When a shocking secret threatens to tear the vampire world apart, Sydney’s loyalties are suddenly tested more than ever before. She wonders how she's supposed to strike a balance between the principles and dogmas she's been taught, and what her instincts are now telling her.
Should she trust the Alchemists—or her heart?
It’s not often that I like a sequel. They tend to be cursed and The Golden Lily by Richell Mead is book two of the second series set in the Vampire Academy world. Luckily Mead knew what she was doing and wrote an amazing novel. Not only does it make a great continuation of the series story, but it has a plotline that stands on its own two feet. In fact the style in which Richell Mead gives us the recap of book one is devilishly ingenious. She writes a wonderfully creepy opening scene that both explains what had happened in the first book and gets the reader hungry for whatever could be the next mysterious adventure.

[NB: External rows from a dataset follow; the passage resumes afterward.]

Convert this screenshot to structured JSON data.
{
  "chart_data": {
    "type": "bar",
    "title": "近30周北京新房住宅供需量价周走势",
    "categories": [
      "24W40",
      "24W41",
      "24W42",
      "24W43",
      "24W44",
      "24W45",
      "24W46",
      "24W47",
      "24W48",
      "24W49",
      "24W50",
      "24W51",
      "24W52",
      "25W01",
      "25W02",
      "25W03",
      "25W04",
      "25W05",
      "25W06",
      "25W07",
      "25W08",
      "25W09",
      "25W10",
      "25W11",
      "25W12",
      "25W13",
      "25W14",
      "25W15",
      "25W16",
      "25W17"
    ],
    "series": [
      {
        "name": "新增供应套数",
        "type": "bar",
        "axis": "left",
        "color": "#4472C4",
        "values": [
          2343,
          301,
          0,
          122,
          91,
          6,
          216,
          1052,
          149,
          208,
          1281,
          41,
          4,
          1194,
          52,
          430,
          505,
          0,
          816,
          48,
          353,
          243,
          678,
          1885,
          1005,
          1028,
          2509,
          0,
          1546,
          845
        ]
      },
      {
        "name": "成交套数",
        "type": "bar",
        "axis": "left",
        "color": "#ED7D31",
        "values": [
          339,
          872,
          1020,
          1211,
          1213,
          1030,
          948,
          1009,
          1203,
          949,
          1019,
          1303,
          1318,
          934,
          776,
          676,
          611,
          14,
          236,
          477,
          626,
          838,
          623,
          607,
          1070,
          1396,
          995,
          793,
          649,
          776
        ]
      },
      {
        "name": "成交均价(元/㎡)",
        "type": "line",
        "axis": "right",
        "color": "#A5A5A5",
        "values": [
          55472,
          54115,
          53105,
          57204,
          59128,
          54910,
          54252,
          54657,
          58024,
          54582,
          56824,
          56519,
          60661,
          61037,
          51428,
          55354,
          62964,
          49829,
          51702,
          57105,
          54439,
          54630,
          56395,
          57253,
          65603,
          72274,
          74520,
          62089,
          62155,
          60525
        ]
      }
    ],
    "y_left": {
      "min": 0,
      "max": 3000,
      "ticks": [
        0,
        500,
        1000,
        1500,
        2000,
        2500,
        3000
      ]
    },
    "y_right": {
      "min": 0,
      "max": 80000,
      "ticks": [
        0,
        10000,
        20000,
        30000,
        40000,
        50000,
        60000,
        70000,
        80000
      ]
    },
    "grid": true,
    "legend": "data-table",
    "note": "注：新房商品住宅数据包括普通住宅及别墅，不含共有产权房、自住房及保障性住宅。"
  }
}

She’s no slouch in the character development either. In the first book Sidney pretends to be older sister to Jill and Eddie while working her Alchemist butt off to protect them and Adrian from being found out. With the newest book, not only does the charade continue, but they’re also beginning to feel like a family. This of course creates a great moral dilemma for Sydney’s Alchemist beliefs. We also get two new characters, Angeline and Brayden. For those who followed the Vampire Academy series till its end, you may remember Angeline from when Rose and Dimitri were on the run. Angeline adds a fish out of water comedic relief at the beginning, no doubt from being plucked from her caveman type of living, but by the end she’d as rough and tough as Eddie is. Brayden is welcomed as well. He’s a brainy human that seems to be the only one who can keep up with Sydney. The two hit it off quiet well and he becomes her first ever love interest.
If there is a flaw to the novel, it’s the time it takes for me to get into the new story. I only say this because I’m more of a plot type of reader. In general the plot of a novel should be seen within the first 25 to 50 pages. With The Golden Lily, I was well into 100 pages before I even had an inkling of what it could be. It’s not a huge issue, but it could deter a new reader to the series from picking it up.
Even with this subjective blemish, the novel was excellent and I am so looking forward to the third book. I have my hopes about what comes next for Sidney and her vampire family. How about you?